職員室までついてくる様子の水島くんと話していると、どうやら高い場所に登る他に泳ぐことも好きらしい。泳ぐというか、浸かるというか、水で遊ぶことが好きらしい。
「俺、川に飛び込むんが好きで」
「え? 川? ……え? 海じゃなくて?」
「なんかやその顔! これだから都会育ちのお嬢様は」
はーやだやだ、とわざとらしく首を横に振る水島くん。
お嬢様ではないけど、確かに田舎で暮らしたことのないわたしは、むうっと頬を膨らませた。すると水島くんは機嫌を取るわけでもなく、むしろ自慢するように笑う。

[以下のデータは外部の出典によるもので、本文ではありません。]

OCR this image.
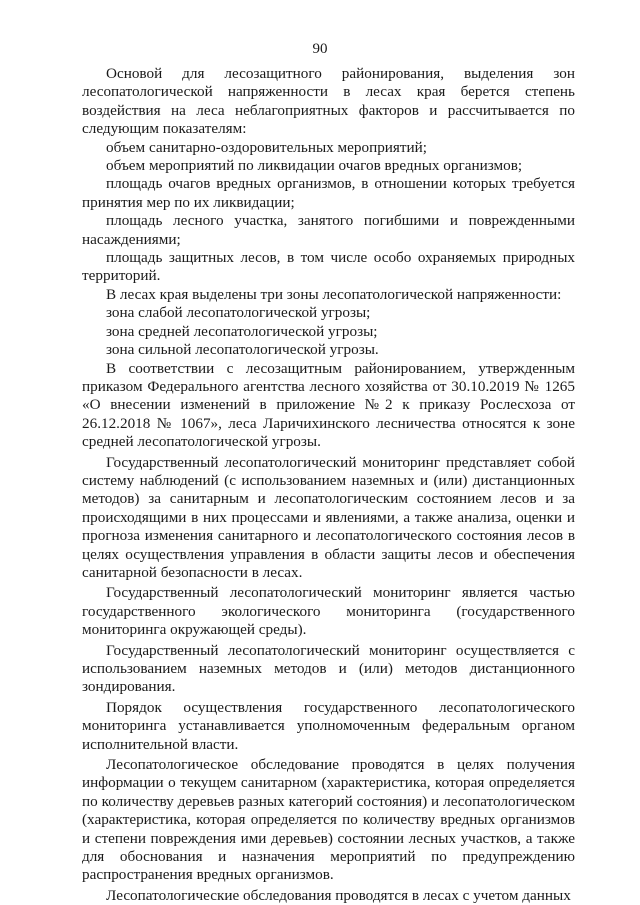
90

Основой для лесозащитного районирования, выделения зон лесопатологической напряженности в лесах края берется степень воздействия на леса неблагоприятных факторов и рассчитывается по следующим показателям:

объем санитарно-оздоровительных мероприятий;

объем мероприятий по ликвидации очагов вредных организмов;

площадь очагов вредных организмов, в отношении которых требуется принятия мер по их ликвидации;

площадь лесного участка, занятого погибшими и поврежденными насаждениями;

площадь защитных лесов, в том числе особо охраняемых природных территорий.

В лесах края выделены три зоны лесопатологической напряженности:

зона слабой лесопатологической угрозы;

зона средней лесопатологической угрозы;

зона сильной лесопатологической угрозы.

В соответствии с лесозащитным районированием, утвержденным приказом Федерального агентства лесного хозяйства от 30.10.2019 № 1265 «О внесении изменений в приложение №2 к приказу Рослесхоза от 26.12.2018 № 1067», леса Ларичихинского лесничества относятся к зоне средней лесопатологической угрозы.

Государственный лесопатологический мониторинг представляет собой систему наблюдений (с использованием наземных и (или) дистанционных методов) за санитарным и лесопатологическим состоянием лесов и за происходящими в них процессами и явлениями, а также анализа, оценки и прогноза изменения санитарного и лесопатологического состояния лесов в целях осуществления управления в области защиты лесов и обеспечения санитарной безопасности в лесах.

Государственный лесопатологический мониторинг является частью государственного экологического мониторинга (государственного мониторинга окружающей среды).

Государственный лесопатологический мониторинг осуществляется с использованием наземных методов и (или) методов дистанционного зондирования.

Порядок осуществления государственного лесопатологического мониторинга устанавливается уполномоченным федеральным органом исполнительной власти.

Лесопатологическое обследование проводятся в целях получения информации о текущем санитарном (характеристика, которая определяется по количеству деревьев разных категорий состояния) и лесопатологическом (характеристика, которая определяется по количеству вредных организмов и степени повреждения ими деревьев) состоянии лесных участков, а также для обоснования и назначения мероприятий по предупреждению распространения вредных организмов.

Лесопатологические обследования проводятся в лесах с учетом данных
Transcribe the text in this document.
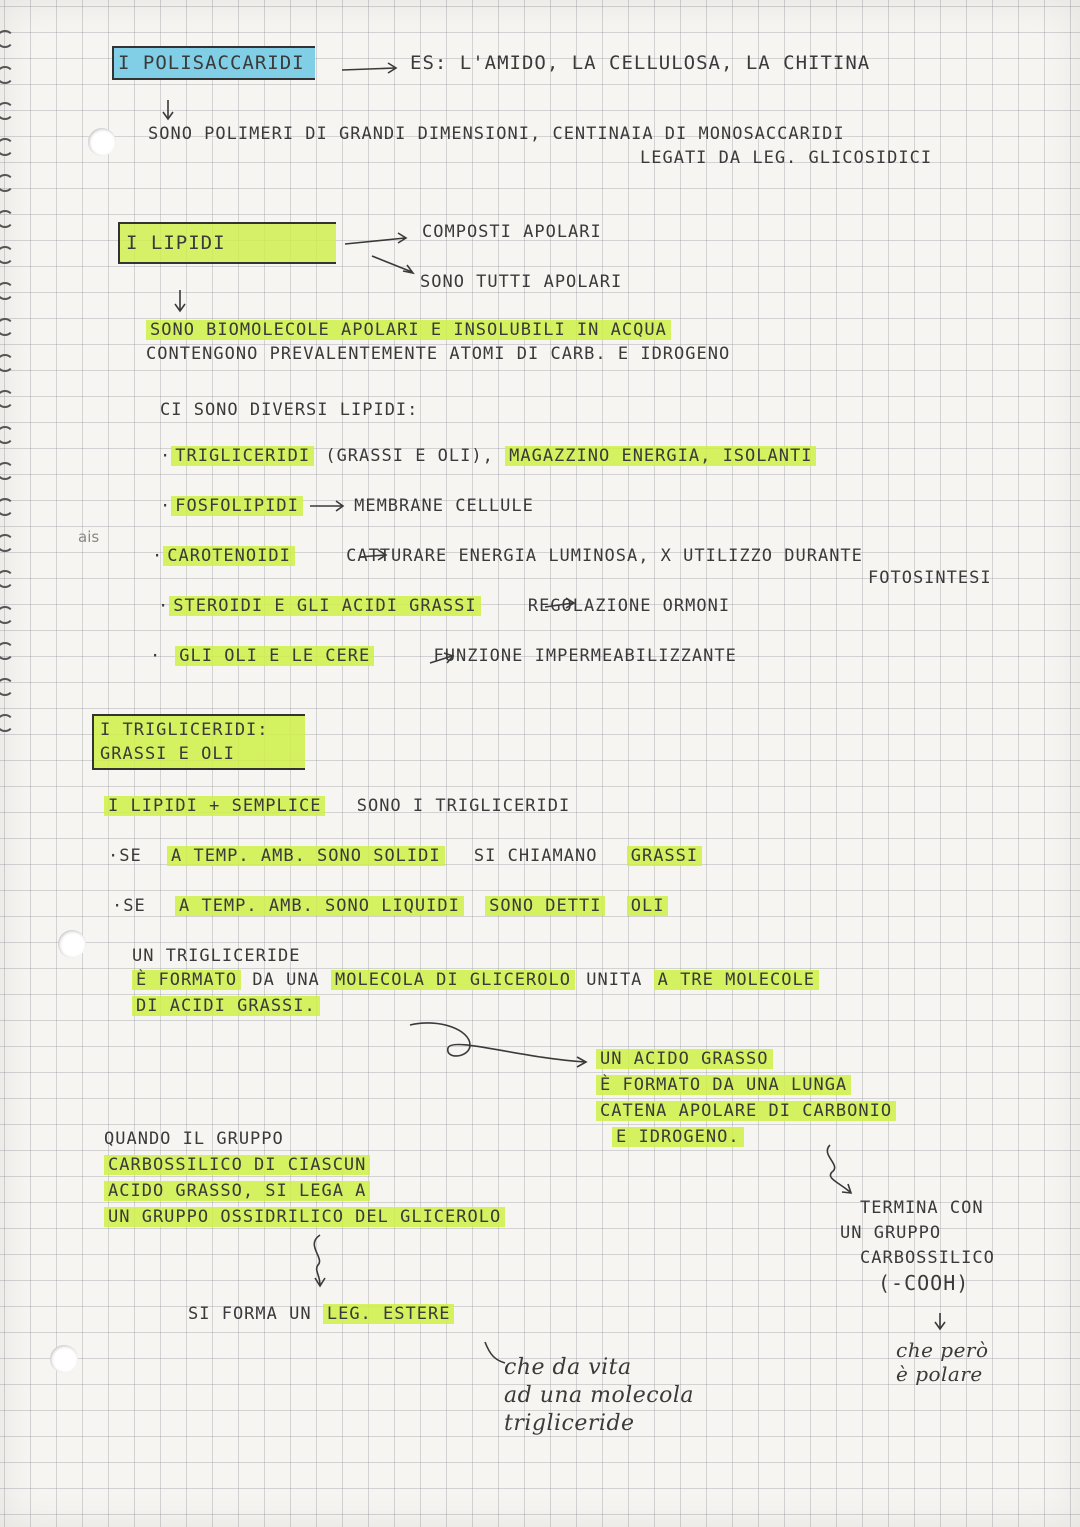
ais
I POLISACCARIDI	ES: L'AMIDO, LA CELLULOSA, LA CHITINA
SONO POLIMERI DI GRANDI DIMENSIONI, CENTINAIA DI MONOSACCARIDI
LEGATI DA LEG. GLICOSIDICI
I LIPIDI	COMPOSTI APOLARI
SONO TUTTI APOLARI
SONO BIOMOLECOLE APOLARI E INSOLUBILI IN ACQUA
CONTENGONO PREVALENTEMENTE ATOMI DI CARB. E IDROGENO
CI SONO DIVERSI LIPIDI:
· TRIGLICERIDI (GRASSI E OLI), MAGAZZINO ENERGIA, ISOLANTI
· FOSFOLIPIDI	MEMBRANE CELLULE
· CAROTENOIDI	CATTURARE ENERGIA LUMINOSA, X UTILIZZO DURANTE
FOTOSINTESI
· STEROIDI E GLI ACIDI GRASSI	REGOLAZIONE ORMONI
· GLI OLI E LE CERE	FUNZIONE IMPERMEABILIZZANTE
I TRIGLICERIDI:
GRASSI E OLI
I LIPIDI + SEMPLICE SONO I TRIGLICERIDI
·SE A TEMP. AMB. SONO SOLIDI SI CHIAMANO GRASSI
·SE A TEMP. AMB. SONO LIQUIDI SONO DETTI OLI
UN TRIGLICERIDE
È FORMATO DA UNA MOLECOLA DI GLICEROLO UNITA A TRE MOLECOLE
DI ACIDI GRASSI.
UN ACIDO GRASSO
È FORMATO DA UNA LUNGA
CATENA APOLARE DI CARBONIO
E IDROGENO.
TERMINA CON
UN GRUPPO
CARBOSSILICO
(-COOH)
che però
è polare
QUANDO IL GRUPPO
CARBOSSILICO DI CIASCUN
ACIDO GRASSO, SI LEGA A
UN GRUPPO OSSIDRILICO DEL GLICEROLO
SI FORMA UN LEG. ESTERE
che da vita
ad una molecola
trigliceride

「川も、川原も。万代が思っちょるよりずっと綺麗だけん。見せてあげちょーくらい」
きらきら。ゆらゆら。とろけそうなほど柔く細めた水島くんの瞳に映る、世界。
それはとても、とても、美しいものなんだろうと思った。
……またそんな風に。愛おしそうに、口にするんだね。
懐かしむことも、郷土愛を持つことも、決して悪いことじゃないのに。どうしても、どうしても、苦しくなる。
敵わない。そう感じてしまうことが、苦しくて。
「じゃあ、きっと水島くんは気に入るね」
削りに削った情報で話題を逸らしながら、彼の興味を引こうとする自分がいた。